Type 1 diabetes patients in Newfoundland and Labrador over the age of 24 who don't have private insurance have to fork out thousands of dollars a year from their own pocket to afford an insulin pump.

Students will meet with health-care officials and policy-makers next week

An insulin pump is a computerized device that mimics the way the body naturally produces the hormone by continuously injecting small doses of it. (Craig Chivers/CBC)

Medical students at Memorial University are urging the province to remove the age restriction on an insulin pump program offered by the government.

Type 1 diabetes patients in Newfoundland and Labrador over the age of 24 who do not have private insurance have to fork out thousands of dollars a year from their own pocket to afford an insulin pump.

Medical students said Tuesday afternoon they hope the government will understand how medically and economically beneficial an expansion in the pump program could be in the long run.

They'll be advocating for it next week during the Provincial Day of Action, when students from MUN's faculty of medicine converge on Confederation Building to discuss gaps in the health-care system with policy-makers.

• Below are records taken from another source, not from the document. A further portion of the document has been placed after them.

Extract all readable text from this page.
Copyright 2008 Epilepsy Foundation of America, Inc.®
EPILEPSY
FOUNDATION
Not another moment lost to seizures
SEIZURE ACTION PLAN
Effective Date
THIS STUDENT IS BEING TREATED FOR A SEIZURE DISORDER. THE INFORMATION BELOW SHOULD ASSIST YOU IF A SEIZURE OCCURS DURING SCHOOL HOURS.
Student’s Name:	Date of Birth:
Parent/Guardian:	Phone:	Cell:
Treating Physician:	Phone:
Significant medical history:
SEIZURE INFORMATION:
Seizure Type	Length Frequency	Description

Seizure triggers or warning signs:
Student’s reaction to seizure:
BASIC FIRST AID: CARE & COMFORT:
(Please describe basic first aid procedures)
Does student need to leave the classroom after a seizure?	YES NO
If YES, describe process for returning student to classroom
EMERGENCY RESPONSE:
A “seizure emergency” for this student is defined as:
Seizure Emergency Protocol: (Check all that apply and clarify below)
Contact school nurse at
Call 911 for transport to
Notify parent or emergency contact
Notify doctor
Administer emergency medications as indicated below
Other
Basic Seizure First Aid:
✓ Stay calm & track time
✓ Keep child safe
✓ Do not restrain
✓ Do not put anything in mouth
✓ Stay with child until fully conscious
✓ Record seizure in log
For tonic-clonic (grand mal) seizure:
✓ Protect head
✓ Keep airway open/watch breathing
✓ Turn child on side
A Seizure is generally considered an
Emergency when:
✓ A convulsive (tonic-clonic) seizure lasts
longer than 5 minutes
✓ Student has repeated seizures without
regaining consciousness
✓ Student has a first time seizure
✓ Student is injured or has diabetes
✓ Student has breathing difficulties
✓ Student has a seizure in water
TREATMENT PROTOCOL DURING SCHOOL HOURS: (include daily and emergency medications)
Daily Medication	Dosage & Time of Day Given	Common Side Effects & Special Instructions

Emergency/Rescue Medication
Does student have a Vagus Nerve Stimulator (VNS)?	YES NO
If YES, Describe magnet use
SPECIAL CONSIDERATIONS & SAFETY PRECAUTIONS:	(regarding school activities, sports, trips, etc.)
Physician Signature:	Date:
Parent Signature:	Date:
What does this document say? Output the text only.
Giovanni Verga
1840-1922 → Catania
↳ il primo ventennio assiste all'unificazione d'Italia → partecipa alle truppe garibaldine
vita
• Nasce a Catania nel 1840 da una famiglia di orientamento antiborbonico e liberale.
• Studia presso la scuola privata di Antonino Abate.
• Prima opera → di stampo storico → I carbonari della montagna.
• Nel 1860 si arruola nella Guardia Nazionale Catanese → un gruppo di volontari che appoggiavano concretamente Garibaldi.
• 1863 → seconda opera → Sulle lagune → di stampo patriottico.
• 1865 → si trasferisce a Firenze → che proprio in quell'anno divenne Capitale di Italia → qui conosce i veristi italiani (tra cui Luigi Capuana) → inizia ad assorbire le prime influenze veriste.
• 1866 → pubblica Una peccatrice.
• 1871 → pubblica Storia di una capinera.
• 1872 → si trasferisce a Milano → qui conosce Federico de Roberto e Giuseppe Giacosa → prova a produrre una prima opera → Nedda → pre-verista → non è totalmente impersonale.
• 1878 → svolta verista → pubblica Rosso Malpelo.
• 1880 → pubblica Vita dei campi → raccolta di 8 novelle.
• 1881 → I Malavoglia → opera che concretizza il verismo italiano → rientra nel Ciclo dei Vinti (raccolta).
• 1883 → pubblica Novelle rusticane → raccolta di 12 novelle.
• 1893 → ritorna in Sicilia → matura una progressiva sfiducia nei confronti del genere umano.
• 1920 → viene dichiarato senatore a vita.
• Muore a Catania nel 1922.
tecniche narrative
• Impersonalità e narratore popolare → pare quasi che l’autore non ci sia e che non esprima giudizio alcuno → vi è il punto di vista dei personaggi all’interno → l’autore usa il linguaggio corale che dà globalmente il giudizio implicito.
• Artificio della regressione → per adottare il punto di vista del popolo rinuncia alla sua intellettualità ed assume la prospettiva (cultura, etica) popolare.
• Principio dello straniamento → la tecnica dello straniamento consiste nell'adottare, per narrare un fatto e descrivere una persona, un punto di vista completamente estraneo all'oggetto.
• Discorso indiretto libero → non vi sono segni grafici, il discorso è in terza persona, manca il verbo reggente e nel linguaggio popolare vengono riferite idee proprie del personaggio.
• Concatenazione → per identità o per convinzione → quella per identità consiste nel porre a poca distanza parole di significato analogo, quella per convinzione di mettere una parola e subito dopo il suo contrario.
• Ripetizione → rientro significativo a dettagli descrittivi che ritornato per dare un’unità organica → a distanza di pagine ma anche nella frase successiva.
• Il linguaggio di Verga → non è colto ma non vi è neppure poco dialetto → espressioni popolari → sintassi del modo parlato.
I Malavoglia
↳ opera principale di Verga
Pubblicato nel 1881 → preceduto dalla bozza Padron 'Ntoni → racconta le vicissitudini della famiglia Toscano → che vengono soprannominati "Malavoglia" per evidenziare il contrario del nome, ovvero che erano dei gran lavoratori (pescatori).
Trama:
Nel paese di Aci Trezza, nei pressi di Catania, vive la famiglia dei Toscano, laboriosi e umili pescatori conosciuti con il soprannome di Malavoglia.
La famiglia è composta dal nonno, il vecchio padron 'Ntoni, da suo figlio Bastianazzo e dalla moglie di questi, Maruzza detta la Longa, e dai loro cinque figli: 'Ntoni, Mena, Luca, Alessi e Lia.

Maggie O'Dea, a second-year medical student at Memorial University, says the provincial insulin pump program makes good economic sense. (Sherry Vivian/CBC)

"The quality of life for a young adult at 25 is really important," said Maggie O'Dea, a second-year medical student.

"I don't think that we can undervalue the impact of someone who has tight control over this chronic disease, their ability to fully function in society and live a good and happy and fruitful life."

O'Dea said students are also raising the issue because the program makes economic sense. Good glucose levels, which are linked to the insulin pump, will eliminate other costly health complications like kidney disease and blindness down the road, she said.

"These complications cost our government so much money, so being able to provide patients with the tools to better manage their care, we are saving that money down the line," she said.

The Provincial Day of Action is an annual event in which medical schools across the country choose a health topic important to surrounding residents and than urge the government to make a change. (Meg Roberts/CBC)

An insulin pump is a small, computerized device that mimics the way the body naturally produces the hormone by injecting small doses of insulin on a continuous cycle, so patients don't have to manually inject themselves multiple times a day.

Next week students will meet with health-care officials and policy-makers to advocate for the issue.

Health officials say Newfoundland and Labrador has the highest rate of diabetes in the country, and the region is ranked third highest in the world.